Don’t breastfeed during this treatment because the drug may come through into your breast milk.

Loss of fertility

You may not be able to become pregnant or get someone pregnant after treatment with this drug. Talk to your doctor before starting treatment if you think you may want to have a baby in the future.

Men might be able to store sperm before starting treatment. And women might be able to store eggs or ovarian tissue. But these services are not available in every hospital, so you would need to ask your doctor about this.    

Treatment for other conditions

If you are having tests or treatment for anything else, always mention your cancer treatment. For example, if you are visiting your dentist.


Don’t have immunisations with live vaccines while you’re having treatment and for up to 12 months afterwards. The length of time depends on the treatment you are having. Ask your doctor or pharmacist how long you should avoid live vaccinations.

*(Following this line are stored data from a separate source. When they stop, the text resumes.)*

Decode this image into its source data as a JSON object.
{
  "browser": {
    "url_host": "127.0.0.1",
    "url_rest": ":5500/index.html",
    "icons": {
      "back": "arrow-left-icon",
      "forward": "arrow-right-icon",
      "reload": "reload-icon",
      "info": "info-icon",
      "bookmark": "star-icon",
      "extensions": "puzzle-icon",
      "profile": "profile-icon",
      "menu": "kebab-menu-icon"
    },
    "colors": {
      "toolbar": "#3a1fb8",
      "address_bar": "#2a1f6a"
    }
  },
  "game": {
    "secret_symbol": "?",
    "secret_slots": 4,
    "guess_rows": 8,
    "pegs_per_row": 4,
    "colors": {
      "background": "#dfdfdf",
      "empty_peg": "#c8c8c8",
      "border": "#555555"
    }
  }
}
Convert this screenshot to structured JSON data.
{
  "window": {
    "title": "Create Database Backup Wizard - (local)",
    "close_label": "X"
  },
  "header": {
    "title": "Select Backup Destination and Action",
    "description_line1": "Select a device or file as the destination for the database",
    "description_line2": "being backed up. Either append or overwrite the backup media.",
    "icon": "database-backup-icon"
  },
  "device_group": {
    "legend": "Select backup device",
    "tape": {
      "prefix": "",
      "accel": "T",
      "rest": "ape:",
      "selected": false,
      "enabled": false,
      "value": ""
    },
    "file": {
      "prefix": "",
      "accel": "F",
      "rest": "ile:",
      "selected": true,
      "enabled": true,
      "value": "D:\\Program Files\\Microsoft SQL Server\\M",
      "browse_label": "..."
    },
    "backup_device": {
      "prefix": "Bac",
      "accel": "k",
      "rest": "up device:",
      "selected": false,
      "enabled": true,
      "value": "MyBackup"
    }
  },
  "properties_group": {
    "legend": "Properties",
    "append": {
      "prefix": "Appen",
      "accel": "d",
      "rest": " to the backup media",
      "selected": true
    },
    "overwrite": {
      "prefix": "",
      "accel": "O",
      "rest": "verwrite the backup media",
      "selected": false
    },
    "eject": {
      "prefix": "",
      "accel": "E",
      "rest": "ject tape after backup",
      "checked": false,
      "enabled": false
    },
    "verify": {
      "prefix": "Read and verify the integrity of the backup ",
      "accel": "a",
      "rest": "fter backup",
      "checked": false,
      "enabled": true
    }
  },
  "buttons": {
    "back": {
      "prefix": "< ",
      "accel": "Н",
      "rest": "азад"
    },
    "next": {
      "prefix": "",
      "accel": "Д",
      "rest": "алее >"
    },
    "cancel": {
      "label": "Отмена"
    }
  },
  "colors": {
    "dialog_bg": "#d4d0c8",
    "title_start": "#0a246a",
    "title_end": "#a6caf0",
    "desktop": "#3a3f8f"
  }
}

In the UK, live vaccines include rubella, mumps, measles, BCG, yellow fever and one of the shingles vaccines called Zostavax.

You can have:

  • other vaccines, but they might not give you as much protection as usual
  • the flu vaccine (as an injection)
  • the coronavirus (COVID-19) vaccine - talk to your doctor or pharmacist about the best time to have it in relation to your cancer treatment

Members of your household who are aged 5 years or over are also able to have the COVID-19 vaccine. This is to help lower your risk of getting COVID-19 while having cancer treatment and until your immune system Open a glossary item recovers from treatment.

Contact with others who have had immunisations - You can be in contact with other people who have had live vaccines as injections. Avoid close contact with people who have recently had live vaccines taken by mouth (oral vaccines) such as the oral typhoid vaccine. Sometimes people who have had the live shingles vaccine can get a shingles type rash. If this happens they should keep the area covered.

If your immune system is severely weakened, you should avoid contact with children who have had the flu vaccine as a nasal spray as this is a live vaccine. This is for 2 weeks following their vaccination.

Babies have the live rotavirus vaccine. The virus is in the baby’s poo for about 2 weeks and could make you ill if your immunity is low. Get someone else to change their nappies during this time if you can. If this isn't possible, wash your hands well after changing their nappy.

More information about this treatment

For further information about this treatment and possible side effects go to the electronic Medicines Compendium (eMC) website. You can find the patient information leaflet on this website.

You can report any side effect you have to the Medicines Health and Regulatory Authority (MHRA) as part of their Yellow Card Scheme.